Positiv sieht dahingegen der geplante Einstieg der Electricité de France EdF in die Energie Baden-Württemberg AG (EnBW) aus: Loic Capéran zeigte sich zuversichtlich von Mario Monti (Wettbewerbskommissar) grünes Licht für die Übernahme von 34,5 Prozent des EnBW-Kapitals zu erhalten. Capéran kündigte an, die Vorgaben Montis, den heimischen Markt zu öffnen, zu erfüllen. Ausländische Konkurrenten könnten zukünftig 150 Terrawattstunden (TWh) bei den französischen Industriekunden absetzen. "Frankreich ist kein geschlossenes Land mehr" sagte Caperan am Mittwoch auf dem Handelsblatt-Kongress in Berlin. Rund ein Drittel des französischen Marktes seien offen für andere Unternehmen. Zudem sei geplant, die bislang geltende Mindesstrommenge in Höhe von 16 Gigawattstunden abzusenken, ab der französische Kunden von ausländischen Konzernen Strom beziehen könnten. Für Großkunden seien die Preise um 15 Prozent gesunken. Offen blieb jedoch, wie der Zugang in den französischen Markt erfolgen solle.

Gaswirtschaft:
Interessant auch ein Statement von zwei Gasversorgern: Weder Wingas noch Ruhrgas planen den Wettbewerb um den Haushaltskunden à la "Yello". Burkhard Genge, Sprecher der Geschäftsführung der Wingas GmbH, stellte zudem fest, dass der Wettbewerb im Gasmarkt im Vergleich zur Entwicklung auf dem Strommarkt eher schleppend in Gang komme.

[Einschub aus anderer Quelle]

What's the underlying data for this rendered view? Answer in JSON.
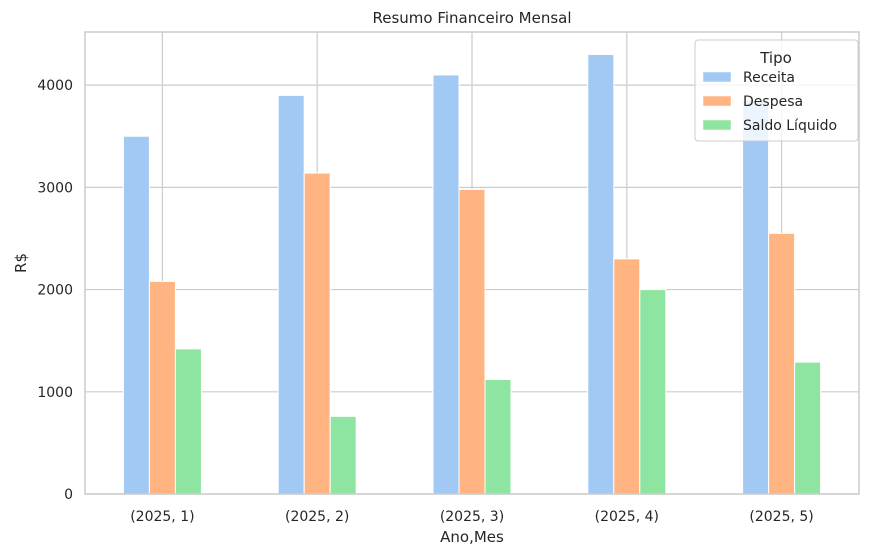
{
  "chart_data": {
    "type": "bar",
    "title": "Resumo Financeiro Mensal",
    "xlabel": "Ano,Mes",
    "ylabel": "R$",
    "categories": [
      "(2025, 1)",
      "(2025, 2)",
      "(2025, 3)",
      "(2025, 4)",
      "(2025, 5)"
    ],
    "series": [
      {
        "name": "Receita",
        "values": [
          3500,
          3900,
          4100,
          4300,
          3850
        ],
        "color": "#a1c9f4"
      },
      {
        "name": "Despesa",
        "values": [
          2080,
          3140,
          2980,
          2300,
          2550
        ],
        "color": "#ffb482"
      },
      {
        "name": "Saldo Líquido",
        "values": [
          1420,
          760,
          1120,
          2000,
          1290
        ],
        "color": "#8de5a1"
      }
    ],
    "ylim": [
      0,
      4520
    ],
    "yticks": [
      0,
      1000,
      2000,
      3000,
      4000
    ],
    "grid": true,
    "legend": {
      "title": "Tipo",
      "placement": "top-right"
    }
  }
}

Ein Problem sei, dass die Verbändevereinbarung vom 4. Juli 2000 doch eine ganze Reihe Fragen offen gelassen habe, so zum Beispiel grundlegende Dinge wie die Übergabe- und Übernahmebedingungen des zu transportierenden Gases, die Messung und Steuerung bei der Ein- und Ausspeisung, Nominierungsprozeduren und Datenübertragungsfragen.